ÇORUM’DA İLK AKÜLÜ ARAÇ TAMİR ATÖLYESİNİ AÇTIM

Rahatsızlığım sonrasında kullanmak zorunda kaldığım akülü aracımın zaman zaman ortaya çıkan arızalarını ve periyodik bakımlarını kendim yapmak için Çorum Hitit Üniversitesi ve Ankara’da bu işlerle uğraşan firmalarda eğitim alarak, sertifika sahibi oldum. Sonrasında benim gibi engelli olup da akülü araç kullanan ve yaşadığım sorunlara benzer sorunlar yaşayan tüm engellilere hizmet etmek için 2019 yılında civar illere de hizmet veren ilk akülü sandalye bakım ve tamir atölyesini açtım. Hayat bana bu kaderi yaşatıyor. Ya bir kenarda oturup kaderime razı olacaktım ya da bir şeyler yapmaya çalışacaktım. Ben tüm engelli kardeşlerime de örnek olmak adına ikinci yolu seçtim ve mevcut durumumla hayatla mücadele etmeye karar verdim. Devletimiz bu işimde de yanımda oldu. Çorum Valiliğimiz ve KOSGEB desteğiyle açtığım iş yerimde, aldığım eğitimlerle tamir ve bakımını öğrendiğim akülü araçların artık her türlü sorununu çözebiliyorum.

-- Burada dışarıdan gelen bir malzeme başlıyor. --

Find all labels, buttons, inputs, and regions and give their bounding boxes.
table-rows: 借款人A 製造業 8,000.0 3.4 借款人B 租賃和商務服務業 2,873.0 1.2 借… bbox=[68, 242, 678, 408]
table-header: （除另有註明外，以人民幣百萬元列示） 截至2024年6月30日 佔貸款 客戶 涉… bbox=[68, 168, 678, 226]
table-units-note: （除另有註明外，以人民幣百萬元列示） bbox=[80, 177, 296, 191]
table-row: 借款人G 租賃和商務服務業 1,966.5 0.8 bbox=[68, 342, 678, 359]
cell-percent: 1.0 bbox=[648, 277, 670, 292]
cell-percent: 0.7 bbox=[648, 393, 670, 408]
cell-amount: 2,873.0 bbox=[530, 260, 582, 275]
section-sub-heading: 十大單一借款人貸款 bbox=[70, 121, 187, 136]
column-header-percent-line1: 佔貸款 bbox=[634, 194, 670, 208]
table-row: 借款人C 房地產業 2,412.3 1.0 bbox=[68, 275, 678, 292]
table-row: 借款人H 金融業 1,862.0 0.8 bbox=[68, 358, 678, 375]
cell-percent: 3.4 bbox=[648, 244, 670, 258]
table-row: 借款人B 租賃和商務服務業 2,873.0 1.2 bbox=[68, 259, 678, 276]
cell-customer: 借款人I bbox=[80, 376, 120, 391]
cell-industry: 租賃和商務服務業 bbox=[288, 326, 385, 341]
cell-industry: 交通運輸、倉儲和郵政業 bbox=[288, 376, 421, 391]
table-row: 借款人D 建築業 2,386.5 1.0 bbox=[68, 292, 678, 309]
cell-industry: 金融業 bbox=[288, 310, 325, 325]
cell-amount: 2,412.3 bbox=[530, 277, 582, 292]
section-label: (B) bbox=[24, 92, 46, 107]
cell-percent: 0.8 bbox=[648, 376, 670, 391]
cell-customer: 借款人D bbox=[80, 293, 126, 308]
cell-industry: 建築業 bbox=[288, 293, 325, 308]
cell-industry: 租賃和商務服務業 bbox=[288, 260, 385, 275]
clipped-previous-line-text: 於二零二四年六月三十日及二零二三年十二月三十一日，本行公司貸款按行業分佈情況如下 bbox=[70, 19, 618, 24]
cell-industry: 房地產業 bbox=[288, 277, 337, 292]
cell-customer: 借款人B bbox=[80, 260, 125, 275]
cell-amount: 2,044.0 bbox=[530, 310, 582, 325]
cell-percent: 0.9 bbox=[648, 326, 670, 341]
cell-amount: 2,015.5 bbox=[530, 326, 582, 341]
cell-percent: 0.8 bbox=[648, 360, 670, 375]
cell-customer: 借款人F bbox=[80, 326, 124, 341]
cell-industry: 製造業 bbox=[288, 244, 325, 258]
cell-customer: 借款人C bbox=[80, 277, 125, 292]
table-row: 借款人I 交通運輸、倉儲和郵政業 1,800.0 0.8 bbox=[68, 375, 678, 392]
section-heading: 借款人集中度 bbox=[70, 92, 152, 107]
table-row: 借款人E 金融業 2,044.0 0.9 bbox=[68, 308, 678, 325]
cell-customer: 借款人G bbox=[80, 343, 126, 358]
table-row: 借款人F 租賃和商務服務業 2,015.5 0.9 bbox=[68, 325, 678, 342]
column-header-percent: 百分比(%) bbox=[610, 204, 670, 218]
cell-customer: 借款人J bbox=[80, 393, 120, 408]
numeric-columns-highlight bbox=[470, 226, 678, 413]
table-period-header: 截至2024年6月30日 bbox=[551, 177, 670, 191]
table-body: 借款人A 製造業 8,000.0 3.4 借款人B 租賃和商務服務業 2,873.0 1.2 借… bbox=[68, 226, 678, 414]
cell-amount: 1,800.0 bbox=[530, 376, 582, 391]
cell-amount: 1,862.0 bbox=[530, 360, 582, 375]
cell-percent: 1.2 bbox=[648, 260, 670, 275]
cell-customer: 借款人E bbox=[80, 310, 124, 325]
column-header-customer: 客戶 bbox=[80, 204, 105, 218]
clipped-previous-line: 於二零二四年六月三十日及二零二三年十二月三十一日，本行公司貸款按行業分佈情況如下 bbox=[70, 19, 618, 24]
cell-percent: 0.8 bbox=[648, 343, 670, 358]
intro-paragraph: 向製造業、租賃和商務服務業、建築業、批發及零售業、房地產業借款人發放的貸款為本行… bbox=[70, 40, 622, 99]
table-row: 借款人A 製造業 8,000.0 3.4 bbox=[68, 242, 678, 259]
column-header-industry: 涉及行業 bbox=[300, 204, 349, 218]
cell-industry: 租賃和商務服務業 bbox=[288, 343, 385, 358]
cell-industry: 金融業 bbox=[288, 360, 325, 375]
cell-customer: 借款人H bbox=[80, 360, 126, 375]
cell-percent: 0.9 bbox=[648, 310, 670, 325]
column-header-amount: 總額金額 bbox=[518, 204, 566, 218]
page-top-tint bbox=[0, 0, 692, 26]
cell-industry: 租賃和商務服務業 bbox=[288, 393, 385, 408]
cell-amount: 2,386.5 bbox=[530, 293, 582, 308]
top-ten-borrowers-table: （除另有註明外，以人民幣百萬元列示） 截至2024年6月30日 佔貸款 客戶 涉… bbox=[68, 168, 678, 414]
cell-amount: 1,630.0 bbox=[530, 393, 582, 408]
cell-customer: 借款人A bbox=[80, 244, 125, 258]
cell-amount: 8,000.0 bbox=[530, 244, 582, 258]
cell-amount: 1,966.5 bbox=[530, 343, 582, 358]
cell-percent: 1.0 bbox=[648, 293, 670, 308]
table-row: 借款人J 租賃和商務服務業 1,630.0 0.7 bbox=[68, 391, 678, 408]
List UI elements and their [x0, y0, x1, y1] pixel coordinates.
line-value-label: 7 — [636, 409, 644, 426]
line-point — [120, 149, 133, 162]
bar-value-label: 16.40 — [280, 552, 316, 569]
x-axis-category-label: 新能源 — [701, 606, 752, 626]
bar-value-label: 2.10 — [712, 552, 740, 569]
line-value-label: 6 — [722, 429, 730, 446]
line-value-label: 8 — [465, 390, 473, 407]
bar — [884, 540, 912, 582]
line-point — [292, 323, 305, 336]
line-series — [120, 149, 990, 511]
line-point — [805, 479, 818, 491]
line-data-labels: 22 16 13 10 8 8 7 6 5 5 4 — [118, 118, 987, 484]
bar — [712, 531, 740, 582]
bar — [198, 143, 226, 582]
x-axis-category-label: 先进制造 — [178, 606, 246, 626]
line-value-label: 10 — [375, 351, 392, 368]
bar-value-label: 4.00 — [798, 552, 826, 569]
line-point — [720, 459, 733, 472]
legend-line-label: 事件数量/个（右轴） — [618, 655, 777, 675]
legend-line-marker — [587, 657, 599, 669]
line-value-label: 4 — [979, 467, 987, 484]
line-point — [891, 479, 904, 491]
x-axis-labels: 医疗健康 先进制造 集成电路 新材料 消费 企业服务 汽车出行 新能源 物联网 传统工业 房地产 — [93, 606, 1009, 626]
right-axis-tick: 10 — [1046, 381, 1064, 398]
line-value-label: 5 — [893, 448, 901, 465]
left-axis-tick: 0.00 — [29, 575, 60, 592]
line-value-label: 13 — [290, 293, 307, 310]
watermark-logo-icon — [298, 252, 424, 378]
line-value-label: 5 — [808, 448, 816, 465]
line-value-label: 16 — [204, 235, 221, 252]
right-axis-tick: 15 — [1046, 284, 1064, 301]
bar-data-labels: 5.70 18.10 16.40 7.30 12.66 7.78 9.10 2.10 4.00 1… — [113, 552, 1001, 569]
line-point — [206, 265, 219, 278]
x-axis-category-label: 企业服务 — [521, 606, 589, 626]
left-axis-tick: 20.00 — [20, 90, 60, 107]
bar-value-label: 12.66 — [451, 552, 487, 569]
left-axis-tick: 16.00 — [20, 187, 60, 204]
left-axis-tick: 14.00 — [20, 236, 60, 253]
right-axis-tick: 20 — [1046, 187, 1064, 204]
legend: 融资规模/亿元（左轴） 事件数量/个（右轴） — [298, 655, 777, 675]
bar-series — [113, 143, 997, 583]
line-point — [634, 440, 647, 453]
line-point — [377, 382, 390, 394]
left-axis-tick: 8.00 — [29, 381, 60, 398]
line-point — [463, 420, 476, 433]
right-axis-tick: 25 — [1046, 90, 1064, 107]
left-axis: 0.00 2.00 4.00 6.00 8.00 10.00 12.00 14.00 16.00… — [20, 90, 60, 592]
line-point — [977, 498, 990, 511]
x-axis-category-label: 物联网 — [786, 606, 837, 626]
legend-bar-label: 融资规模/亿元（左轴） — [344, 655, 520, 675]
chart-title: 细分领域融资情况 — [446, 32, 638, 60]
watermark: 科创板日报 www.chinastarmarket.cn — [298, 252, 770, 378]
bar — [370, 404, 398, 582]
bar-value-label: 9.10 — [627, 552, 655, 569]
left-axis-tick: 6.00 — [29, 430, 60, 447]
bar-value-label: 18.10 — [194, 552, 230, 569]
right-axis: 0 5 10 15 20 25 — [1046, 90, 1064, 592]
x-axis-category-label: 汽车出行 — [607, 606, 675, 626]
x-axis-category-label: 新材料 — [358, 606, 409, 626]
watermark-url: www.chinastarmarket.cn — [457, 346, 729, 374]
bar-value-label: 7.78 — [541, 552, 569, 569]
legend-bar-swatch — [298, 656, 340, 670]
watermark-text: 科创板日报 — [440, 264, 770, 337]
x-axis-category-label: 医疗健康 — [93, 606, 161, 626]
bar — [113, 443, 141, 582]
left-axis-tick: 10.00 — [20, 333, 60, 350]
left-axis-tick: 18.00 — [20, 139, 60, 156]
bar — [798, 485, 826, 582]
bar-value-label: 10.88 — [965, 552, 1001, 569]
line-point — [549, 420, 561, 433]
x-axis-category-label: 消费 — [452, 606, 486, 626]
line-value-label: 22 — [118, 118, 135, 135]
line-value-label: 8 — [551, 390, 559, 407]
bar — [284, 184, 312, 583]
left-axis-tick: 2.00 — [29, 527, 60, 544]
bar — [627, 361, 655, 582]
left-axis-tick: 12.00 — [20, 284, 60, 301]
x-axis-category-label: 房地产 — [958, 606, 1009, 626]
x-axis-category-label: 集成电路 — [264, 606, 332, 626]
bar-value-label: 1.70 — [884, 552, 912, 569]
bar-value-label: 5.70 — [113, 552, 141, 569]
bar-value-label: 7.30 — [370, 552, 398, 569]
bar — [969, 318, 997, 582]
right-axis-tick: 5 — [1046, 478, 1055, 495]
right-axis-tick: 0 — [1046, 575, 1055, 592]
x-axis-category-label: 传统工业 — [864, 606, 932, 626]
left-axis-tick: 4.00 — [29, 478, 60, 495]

DEVLETİMİZ TÜM GÜCÜYLE ENGELLİLERİN ARKASINDA

Eskiden devlet işe alımlarda genel şartların yanında “herhangi bir engel bir hali olmamak” diye ayrı şart yazardı. Şimdi devletimiz tüm gücüyle engellilerin arkasında duruyor. Nereye gitsek tüm kapılar ardına kadar bizlere açık oluyor. Verdiği desteklerle hayata daha sıkı bağlanmama neden olan devletimize, Çorum Valimiz Sayın Mustafa Çiftçi ve valilik çalışanlarına, milletvekillerimize, işimin düştüğü tüm kamu kurum ve kuruluşlarındaki yönetici ve çalışanlarına, her zaman yanımda olan aileme ve komşularıma çok teşekkür ediyorum.”